Pekerja migran di perkebunan jeruk di Rosarno, Calabria (Sumber: Fotoaustellung Bitter Orange)
Dari Wikipedia, Calabria adalah negara bagian di selatan Italia dengan populasi tak lebih dari dua juta jiwa yang hidup di wilayah seluas 15,080 kilometer persegi. Wilayah ini didapuk sebagai wilayah dengan udara terbersih se-Eropa di tahun 2010.
Calabria dikenal memiliki tanah yang subur dan memiliki jumlah petani organik terbesar setelah Sisilia. Hasil pertanian terutama olive oil dan Bergamot orange yang disebut sebagai yang terbaik di dunia. Industri pertanian yang luar biasa ini tentu saja memerlukan tenaga kerja yang tidak sedikit. Maka berbondong-bondonglah para pekerja migran datang ke Calabria yang merupakan pintu masuk ke Eropa.
Mereka datang dari Africa (Ghana, Burkina Faso, Pantai Gading) ke Eropa karena berbagai sebab. Ada yang murni karena alasan ekonomi, namun banyak yang kabur karena konflik, tekanan politik, tekanan terhadap minoritas, terbuang dari komunitasnya, dsb. Setelah berjuang antara hidup dan mati menyeberangi Laut Tengah secara ilegal, mereka pun terdampar di Calabria dan sekitarnya. Mereka mencoba memperoleh izin tinggal di Eropa dan bekerja apa saja di Calabria.
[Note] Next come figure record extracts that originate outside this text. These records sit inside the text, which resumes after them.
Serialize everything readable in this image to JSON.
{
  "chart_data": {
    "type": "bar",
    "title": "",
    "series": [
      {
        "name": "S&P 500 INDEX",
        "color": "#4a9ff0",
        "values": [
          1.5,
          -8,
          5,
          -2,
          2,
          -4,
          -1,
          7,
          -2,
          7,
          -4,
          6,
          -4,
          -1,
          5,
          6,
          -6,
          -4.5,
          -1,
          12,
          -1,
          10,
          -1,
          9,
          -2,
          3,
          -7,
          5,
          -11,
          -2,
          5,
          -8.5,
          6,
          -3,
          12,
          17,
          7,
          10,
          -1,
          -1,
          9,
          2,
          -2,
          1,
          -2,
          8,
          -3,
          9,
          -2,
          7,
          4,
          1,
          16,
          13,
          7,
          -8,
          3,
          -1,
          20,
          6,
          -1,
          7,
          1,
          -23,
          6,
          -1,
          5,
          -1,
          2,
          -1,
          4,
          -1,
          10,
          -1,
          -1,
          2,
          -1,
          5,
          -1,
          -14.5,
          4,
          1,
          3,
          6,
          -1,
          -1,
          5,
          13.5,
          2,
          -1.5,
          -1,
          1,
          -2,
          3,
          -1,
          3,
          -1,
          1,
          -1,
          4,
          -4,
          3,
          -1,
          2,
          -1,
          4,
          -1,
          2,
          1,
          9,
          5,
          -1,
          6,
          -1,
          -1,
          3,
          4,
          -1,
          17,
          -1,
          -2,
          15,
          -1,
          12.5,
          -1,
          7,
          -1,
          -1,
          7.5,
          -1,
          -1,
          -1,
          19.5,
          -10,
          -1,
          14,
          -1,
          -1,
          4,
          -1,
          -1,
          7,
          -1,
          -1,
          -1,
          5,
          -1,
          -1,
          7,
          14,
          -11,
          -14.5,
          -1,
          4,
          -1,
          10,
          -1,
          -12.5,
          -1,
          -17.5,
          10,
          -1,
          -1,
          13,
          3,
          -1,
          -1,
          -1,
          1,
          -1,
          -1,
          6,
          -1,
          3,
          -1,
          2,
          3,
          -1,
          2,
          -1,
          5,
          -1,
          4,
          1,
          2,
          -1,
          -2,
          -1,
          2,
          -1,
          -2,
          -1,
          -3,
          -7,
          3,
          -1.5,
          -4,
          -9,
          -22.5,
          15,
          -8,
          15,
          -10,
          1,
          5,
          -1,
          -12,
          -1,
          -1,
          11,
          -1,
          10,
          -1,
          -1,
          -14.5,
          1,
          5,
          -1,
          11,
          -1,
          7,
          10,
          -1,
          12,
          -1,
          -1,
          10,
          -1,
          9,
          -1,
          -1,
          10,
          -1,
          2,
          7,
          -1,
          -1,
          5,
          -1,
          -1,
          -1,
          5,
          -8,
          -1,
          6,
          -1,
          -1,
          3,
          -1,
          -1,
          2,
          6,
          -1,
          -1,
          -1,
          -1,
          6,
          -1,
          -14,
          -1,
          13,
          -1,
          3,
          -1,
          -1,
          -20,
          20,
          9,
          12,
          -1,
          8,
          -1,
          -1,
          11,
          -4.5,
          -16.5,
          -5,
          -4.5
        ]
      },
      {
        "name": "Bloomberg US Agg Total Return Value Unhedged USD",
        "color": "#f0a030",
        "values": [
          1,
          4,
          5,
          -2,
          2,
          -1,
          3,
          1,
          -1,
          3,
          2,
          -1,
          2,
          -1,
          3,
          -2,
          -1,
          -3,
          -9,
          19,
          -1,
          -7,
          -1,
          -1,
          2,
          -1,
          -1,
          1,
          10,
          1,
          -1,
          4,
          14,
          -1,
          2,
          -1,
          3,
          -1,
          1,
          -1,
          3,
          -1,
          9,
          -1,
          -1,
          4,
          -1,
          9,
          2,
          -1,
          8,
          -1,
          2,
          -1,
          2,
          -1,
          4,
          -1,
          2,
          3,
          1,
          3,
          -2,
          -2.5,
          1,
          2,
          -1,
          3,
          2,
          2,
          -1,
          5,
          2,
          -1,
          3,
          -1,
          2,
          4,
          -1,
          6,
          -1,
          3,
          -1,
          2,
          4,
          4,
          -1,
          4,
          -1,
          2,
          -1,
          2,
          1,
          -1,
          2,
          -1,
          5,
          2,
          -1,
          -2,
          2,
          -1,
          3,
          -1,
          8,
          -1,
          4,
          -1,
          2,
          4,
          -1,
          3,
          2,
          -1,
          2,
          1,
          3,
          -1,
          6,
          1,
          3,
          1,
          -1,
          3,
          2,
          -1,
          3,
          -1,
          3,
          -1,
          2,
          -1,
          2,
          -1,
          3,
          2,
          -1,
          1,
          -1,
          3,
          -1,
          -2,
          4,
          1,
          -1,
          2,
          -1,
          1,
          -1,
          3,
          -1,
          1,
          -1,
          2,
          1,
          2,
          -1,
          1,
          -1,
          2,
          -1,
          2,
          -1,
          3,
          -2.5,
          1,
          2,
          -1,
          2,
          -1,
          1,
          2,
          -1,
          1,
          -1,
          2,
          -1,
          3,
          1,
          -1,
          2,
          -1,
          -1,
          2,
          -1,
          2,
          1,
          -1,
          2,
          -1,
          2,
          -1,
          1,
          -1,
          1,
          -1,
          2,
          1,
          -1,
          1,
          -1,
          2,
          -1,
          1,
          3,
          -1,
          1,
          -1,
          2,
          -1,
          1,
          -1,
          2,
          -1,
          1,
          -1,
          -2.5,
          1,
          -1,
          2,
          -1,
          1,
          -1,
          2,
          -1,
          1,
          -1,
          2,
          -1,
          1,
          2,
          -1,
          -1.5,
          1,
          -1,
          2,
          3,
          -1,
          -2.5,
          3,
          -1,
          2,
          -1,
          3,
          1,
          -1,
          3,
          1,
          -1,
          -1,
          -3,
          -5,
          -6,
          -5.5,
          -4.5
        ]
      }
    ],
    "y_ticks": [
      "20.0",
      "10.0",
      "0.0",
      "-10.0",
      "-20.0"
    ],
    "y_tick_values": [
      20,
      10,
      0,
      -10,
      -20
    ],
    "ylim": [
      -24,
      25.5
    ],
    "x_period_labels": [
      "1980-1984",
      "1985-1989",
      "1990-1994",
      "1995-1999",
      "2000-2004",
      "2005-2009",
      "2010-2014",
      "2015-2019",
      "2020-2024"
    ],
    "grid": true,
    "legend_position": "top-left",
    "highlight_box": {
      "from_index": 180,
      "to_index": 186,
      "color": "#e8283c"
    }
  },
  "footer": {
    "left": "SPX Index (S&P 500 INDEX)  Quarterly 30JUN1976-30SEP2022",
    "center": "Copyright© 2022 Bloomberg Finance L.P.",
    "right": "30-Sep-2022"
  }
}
Setiap musim dingin, lebih dari 2,000 migran datang ke Rosarno, Calabira, untuk memetik jeruk dengan upah tak lebih dari 60 sen per box, belum dipotong biaya hidup dan mafia yang menyalurkan mereka. Dalam satu hari mereka menerima upah 25 euro (sekitar Rp 375 ribu), setelah itu dipotong 2.5-5 euro untuk transport dan mafia (The Telegraph). Memang nilai upah ini terlihat tinggi jika di-Rupiah-kan. Tapi di Eropa, upah ini tidak ada artinya. Sebagai gambaran, upah minimum di Uni Eropa berkisar antara 10 - 15 euro per jam. Mereka juga tidak bisa bekerja setiap hari. Dalam seminggu mereka hanya bekerja 2-3 hari dan hanya dibayar jika mereka bekerja.
Untuk bertahan hidup dengan upah yang minim ini, mereka mendirikan kamp pekerja yang jauh dari layak. Bahkan kondisinya lebih buruk dari kamp pengungsi di zona perang.
Para petani berdalih bahwa rendahnya upah pekerja migran dikarenakan tidak adilnya harga jual jeruk ke perusahaan multinasional, seperti Coc*-Col* dan Fant* (sekitar 25 cent per kilo). Jadi mereka pun terpaksa memotong upah pekerja panennya. Sementara pihak perusahaan berkilah bahwa mereka membeli jeruk sesuai kontrak dan dalam kontrak ada ketentuan tentang perlindungan lingkungan, hak-hak pekerja, dan lain-lain. Perusahaan juga tidak bisa mengaudit setiap petani yang menjadi mitranya.
Perbudakan tersembunyi ini sudah berlangsung lebih dari 50 tahun. Gelombang imigran yang makin masif menjadi salah satu penyebab. Ribuan migran bersaing untuk mendapatkan pekerjaan yang terbatas di Italia. Pekerjaan apapun dengan gaji berapa pun. Mereka rentan dieksploitasi. Mereka dimanfaatkan oleh gangster dan mafia yang memiliki koneksi ke perkebunan-perkebunan jeruk untuk pekerja sebagai pemetik dengan upah seadanya. Pengawasan pemerintah juga lemah karena ada indikasi korupsi.
Fakta-fakta tentang kondisi pekerja migran ini digambarkan secara gamblang dalam Pameran Foto Bitter Orange-African Migrant Worker in Calabria di Justus-Liebig Universität Giessen dari tanggal 21 Maret - 25 April 2016. Pameran ini merupakan hasil penelitian 3 tahun oleh Dr. Diana Reiners dan Dr. Gilles Reckinger (University of Innsbruck), serta Carole Reckinger (fotografer dan sosiolog). Pameran ini bertujuan untuk mengatasi eksploitasi di Eropa, kebijakan migrasi dan desakan harga hasil pertanian. Pameran ini juga bertujuan untuk menyadarkan masyarakat akan pentingnya perdagangan yang adil dan kesadaran untuk memilih pola konsumsi.